Sunday, December 7, 2014

Rejection

From thehappinessparadigm.com
"I no longer wish to speak with you."

It was all that was needed to be said to put me back in my place. I was thinking, hoping actually, that she still wants to be together. That she wants to give us a second chance. That she still longs for me the way I still long for her. I guess I was too far from the truth.

Thinking of being rejected is one thing, being actually rejected is another. It's something that, no matter how long you psych yourself for, will never be prepared. Especially if it's something you really, really want. You think that you've prepared yourself by hoping for the best and expecting the worst, but when you're in that situation, you forget about expecting the worst and just hope for the best.

I guess I had it coming. After all, I was the first one to let go. When I said I want out, I was being impulsive, into that moment. I shouldn't be disappointed that I had been rejected. And yet, it feels like someone just punched a big, gigantic hole in my chest.

Back then, I wanted to take some time for myself. A few months into the relationship I felt that I was putting it my all, but getting measly scraps in return. In hindsight, I shouldn't have done that. I was giving too much, and expecting too much. I was being unfair. But then again, am I the only one?

It's funny that around this time last year she was telling me that she can't picture her life without me. That I'm very important. That she'll be with me until I no longer want her in my life. I guess that all expired the first time that I told her we're over. And I'm not blaming her for that. I guess, when I said I want out, I was expecting that she would fight for me. But she let me go. I dunno, maybe I barely knew her.

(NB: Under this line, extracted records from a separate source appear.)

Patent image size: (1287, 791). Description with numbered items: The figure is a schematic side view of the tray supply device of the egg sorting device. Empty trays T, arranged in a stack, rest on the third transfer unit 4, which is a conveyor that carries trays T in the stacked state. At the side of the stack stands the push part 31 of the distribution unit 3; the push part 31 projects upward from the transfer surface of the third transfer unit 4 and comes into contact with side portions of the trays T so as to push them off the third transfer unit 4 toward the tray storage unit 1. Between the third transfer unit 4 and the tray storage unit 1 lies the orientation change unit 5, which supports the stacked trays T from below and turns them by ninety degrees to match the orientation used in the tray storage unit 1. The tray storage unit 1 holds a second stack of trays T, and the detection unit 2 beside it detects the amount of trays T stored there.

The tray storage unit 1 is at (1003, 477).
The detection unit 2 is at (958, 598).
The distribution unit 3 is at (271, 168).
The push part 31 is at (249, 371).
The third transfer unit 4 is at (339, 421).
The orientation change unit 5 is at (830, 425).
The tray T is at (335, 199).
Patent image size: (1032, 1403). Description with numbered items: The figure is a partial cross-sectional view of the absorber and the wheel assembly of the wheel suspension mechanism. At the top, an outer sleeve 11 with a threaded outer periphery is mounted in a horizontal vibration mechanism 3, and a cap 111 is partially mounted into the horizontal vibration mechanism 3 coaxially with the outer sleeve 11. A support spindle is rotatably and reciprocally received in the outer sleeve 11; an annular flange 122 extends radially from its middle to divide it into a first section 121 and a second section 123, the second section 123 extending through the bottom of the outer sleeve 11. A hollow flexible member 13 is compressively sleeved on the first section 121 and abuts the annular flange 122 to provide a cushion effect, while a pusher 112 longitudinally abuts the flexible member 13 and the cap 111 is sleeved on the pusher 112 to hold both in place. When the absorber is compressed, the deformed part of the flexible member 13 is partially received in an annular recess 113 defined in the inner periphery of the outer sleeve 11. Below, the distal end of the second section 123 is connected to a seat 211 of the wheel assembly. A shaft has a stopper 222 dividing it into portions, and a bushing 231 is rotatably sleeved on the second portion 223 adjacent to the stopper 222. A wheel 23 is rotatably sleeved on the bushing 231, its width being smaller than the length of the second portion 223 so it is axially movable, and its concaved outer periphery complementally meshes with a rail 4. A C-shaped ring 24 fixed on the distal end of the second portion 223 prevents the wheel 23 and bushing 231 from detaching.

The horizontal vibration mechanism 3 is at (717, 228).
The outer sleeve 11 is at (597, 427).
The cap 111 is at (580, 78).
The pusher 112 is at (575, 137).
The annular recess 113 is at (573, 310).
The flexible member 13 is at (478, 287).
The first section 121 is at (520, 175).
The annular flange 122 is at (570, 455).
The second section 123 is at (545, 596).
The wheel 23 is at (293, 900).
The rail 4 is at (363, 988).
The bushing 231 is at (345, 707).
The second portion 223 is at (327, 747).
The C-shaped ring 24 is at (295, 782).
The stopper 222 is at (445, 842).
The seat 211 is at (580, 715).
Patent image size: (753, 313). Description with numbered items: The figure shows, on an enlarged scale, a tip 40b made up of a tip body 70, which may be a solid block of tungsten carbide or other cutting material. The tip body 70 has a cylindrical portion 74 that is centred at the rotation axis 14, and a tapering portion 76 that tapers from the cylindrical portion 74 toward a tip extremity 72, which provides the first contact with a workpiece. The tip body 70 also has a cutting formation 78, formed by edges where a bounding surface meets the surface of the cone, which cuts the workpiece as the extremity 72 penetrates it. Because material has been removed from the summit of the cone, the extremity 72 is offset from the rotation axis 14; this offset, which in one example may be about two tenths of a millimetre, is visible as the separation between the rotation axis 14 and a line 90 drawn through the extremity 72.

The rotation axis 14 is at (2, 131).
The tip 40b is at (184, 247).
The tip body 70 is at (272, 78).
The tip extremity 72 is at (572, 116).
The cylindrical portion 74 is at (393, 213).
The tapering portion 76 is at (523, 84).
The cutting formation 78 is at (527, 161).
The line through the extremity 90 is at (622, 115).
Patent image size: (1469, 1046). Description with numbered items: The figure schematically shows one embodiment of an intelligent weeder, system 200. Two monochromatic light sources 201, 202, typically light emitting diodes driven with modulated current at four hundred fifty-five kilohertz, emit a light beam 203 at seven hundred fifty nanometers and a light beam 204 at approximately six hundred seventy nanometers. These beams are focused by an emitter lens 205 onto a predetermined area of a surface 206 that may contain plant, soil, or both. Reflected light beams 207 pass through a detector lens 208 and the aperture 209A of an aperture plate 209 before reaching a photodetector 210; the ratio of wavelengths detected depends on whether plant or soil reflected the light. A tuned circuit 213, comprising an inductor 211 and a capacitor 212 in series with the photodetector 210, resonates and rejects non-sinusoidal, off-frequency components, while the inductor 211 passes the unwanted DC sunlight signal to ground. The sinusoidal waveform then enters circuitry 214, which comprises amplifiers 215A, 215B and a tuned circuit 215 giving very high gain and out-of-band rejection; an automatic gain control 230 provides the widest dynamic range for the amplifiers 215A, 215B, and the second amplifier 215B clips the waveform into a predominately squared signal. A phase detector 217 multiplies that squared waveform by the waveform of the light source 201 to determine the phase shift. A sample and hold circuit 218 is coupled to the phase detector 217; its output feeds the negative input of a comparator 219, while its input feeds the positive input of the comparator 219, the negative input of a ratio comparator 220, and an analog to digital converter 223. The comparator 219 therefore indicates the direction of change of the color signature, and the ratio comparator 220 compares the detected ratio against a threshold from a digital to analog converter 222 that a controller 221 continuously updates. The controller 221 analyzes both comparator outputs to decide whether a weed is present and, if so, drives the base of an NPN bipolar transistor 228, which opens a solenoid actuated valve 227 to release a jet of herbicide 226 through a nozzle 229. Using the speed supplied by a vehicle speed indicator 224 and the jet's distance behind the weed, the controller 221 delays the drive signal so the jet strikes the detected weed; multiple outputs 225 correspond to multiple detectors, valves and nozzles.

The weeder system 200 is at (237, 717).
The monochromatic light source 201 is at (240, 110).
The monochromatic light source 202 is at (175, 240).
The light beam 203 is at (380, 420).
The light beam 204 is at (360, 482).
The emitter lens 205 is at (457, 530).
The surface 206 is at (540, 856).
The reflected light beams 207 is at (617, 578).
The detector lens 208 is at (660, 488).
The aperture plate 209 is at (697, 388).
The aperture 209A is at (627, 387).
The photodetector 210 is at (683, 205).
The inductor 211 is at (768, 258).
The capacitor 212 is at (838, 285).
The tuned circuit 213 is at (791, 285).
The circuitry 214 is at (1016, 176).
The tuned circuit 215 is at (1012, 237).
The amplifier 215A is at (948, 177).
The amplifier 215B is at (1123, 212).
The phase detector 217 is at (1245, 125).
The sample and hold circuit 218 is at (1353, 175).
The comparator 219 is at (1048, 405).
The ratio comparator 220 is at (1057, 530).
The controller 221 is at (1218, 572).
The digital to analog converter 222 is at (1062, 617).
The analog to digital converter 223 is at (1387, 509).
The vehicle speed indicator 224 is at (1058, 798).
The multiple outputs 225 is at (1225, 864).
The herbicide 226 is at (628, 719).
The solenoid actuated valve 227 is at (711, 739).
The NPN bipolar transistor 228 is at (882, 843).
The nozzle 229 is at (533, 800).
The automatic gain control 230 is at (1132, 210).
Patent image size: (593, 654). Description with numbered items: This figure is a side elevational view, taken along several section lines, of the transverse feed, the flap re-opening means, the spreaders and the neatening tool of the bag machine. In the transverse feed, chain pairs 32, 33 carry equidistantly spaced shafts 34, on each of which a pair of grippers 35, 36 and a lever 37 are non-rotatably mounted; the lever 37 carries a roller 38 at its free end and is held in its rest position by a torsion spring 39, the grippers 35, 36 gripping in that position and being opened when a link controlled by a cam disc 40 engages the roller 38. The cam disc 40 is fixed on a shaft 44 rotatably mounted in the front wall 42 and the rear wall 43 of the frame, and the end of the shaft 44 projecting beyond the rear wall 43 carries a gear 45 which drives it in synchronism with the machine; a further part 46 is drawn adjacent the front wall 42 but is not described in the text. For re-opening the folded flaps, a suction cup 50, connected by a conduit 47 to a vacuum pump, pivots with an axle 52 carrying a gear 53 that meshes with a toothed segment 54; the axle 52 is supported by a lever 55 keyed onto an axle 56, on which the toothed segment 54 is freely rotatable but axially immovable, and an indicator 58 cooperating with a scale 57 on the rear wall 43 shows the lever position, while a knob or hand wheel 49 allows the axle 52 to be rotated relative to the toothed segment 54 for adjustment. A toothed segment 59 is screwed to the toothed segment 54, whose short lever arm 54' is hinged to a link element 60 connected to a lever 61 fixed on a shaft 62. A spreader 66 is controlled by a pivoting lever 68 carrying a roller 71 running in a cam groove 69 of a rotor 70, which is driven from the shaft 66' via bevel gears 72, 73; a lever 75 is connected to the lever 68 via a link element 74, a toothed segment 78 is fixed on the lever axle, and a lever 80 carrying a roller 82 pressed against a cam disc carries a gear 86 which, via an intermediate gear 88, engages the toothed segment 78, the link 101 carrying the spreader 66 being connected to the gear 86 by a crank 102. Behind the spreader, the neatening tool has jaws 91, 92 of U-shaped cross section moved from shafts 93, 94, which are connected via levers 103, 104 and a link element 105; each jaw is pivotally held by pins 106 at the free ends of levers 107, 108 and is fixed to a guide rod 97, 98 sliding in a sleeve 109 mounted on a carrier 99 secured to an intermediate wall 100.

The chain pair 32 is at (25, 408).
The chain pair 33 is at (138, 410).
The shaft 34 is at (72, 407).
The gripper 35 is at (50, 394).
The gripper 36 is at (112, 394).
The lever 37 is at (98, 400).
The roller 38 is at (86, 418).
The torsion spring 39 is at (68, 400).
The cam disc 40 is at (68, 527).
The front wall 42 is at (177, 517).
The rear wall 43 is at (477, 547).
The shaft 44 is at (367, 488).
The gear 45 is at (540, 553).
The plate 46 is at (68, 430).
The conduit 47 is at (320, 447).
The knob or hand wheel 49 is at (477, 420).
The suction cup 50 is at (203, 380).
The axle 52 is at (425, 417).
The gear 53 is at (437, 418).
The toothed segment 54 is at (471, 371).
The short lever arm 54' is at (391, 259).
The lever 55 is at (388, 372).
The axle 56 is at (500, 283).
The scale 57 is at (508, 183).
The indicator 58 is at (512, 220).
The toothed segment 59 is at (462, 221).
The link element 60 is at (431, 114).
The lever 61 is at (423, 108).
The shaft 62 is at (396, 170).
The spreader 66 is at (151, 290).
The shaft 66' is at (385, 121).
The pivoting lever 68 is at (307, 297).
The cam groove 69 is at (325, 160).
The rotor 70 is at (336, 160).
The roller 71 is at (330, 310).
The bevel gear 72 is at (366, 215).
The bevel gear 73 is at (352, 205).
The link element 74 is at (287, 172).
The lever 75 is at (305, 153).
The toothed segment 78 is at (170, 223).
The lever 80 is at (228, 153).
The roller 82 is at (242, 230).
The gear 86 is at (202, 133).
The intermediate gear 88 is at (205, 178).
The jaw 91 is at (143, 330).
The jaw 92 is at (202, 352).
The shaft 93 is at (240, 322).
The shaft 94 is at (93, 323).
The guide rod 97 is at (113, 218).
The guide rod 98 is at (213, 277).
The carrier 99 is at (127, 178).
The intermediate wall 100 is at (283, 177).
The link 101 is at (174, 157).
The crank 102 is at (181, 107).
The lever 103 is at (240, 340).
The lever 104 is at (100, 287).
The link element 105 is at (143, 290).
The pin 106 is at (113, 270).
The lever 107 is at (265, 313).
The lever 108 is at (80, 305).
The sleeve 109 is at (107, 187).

It's been almost a year since we've broken up. And yet, when I see her I still get butterflies in my stomach. When she's around I still can't help but shoot a glance at her direction. When it's time to get to work or go home, I still catch myself anticipating seeing her as she walk by. When I see a friend post a picture of her, I linger and look at it trying to study her face.

There's so many things that remind me of her. Forget about our rendezvous at the office. Whenever someone mentions tea, I remember her. She loves drinking tea. I've associated oatmeal and salad with her. I've associated those cute little panda stickers with her - I remember how she branded those cute little panda stickers as her signature sticker. Listening to alternative and independent music, I got that from her. She likes listening to that kind of stuff.

How is she? How have she been? What's currently going on with her life? Is she still doing those early morning exercises before going to work? Did she pass her last exam? Is she finally getting her masters degree this academic year? Does she still think of me sometimes? If she does, does she think fondly of me? Does she regret getting to know me? Will we ever go back to the way we were before? So many questions lingering in my head, and I want to ask her all of those.

But I'll never get to ask her those questions, 'coz she no longer wishes to speak to me.